2015年11月2日星期一
Sleep deficiency may restrain cell growth and brain activity
Everyone knows that sleep is important for our body and health. If adequate sleep can't be ensured, it may not just make you feel tired. A study published by a research team from the University of Tennessee, Knoxville shows that sleep deficiency can short-circuit body system and interfere with a fundamental cellular process that drives physical growth, physiological adaptation and even brain activity.
Albrecht von Arnim is a molecular biologist based in the Department of Biochemistry and Cellular and Molecular Biology. He studied plants for many years and thought that the concepts might well translate to humans.

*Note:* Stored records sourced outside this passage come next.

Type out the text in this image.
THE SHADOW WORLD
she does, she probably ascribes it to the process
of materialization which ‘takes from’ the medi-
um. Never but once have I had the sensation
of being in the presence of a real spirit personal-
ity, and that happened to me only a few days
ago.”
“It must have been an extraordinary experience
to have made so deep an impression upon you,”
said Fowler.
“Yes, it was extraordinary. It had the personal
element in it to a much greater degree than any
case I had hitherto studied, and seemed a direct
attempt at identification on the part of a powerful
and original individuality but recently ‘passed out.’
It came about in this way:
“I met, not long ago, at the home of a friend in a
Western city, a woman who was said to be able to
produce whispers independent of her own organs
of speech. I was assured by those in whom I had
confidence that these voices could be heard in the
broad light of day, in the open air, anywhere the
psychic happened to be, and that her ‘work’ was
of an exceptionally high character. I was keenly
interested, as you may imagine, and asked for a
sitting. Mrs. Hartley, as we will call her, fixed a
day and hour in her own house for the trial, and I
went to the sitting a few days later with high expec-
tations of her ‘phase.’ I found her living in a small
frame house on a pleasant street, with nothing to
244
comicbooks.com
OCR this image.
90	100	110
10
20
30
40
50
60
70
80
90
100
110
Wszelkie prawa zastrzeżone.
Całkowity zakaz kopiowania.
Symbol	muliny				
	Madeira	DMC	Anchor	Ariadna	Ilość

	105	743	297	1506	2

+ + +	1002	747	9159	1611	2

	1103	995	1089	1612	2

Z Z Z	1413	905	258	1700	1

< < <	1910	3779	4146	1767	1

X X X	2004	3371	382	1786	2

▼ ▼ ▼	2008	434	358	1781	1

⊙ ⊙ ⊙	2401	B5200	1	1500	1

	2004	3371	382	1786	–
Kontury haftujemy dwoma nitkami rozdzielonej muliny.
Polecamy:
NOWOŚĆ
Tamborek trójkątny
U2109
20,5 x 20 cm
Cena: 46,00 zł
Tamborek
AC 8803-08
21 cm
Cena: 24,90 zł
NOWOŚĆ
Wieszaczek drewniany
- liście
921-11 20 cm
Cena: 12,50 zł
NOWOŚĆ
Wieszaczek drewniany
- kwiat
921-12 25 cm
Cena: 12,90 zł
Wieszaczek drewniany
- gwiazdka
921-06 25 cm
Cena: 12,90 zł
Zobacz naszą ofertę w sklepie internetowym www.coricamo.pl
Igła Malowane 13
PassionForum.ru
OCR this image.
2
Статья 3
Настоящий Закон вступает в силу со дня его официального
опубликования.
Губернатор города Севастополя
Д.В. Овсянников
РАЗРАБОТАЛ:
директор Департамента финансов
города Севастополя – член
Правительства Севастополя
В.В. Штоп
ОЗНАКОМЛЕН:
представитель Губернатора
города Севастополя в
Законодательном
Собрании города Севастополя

Protein synthesis is a process that determines how organisms grow and how cells renew themselves. Von Arnim and his team examined how the process changes over the course of the daily day-night cycle. They also explored whether there are such changes are controlled by the organism's circadian clock. Proteins are newly created in each cell by translating messages made from the cell's own DNA, the genome.
The study states that protein synthesis activity changed over the course of the day, and that it was under the influence of the circadian clock.
To be more specific, when our behavior is not coincident with circadian clock, such as jet lag or working at all night, we would both disrupt normal physiological processes and interfere with a more fundamental cellular process, protein synthesis.
Proteins perform the function of muscle action, brain activity, growth and development. For instance, when cells are stressed from a virus infection, they would drastically reduce their protein synthesis activity.
Von Arnim published their findings in the journal Plant Cell.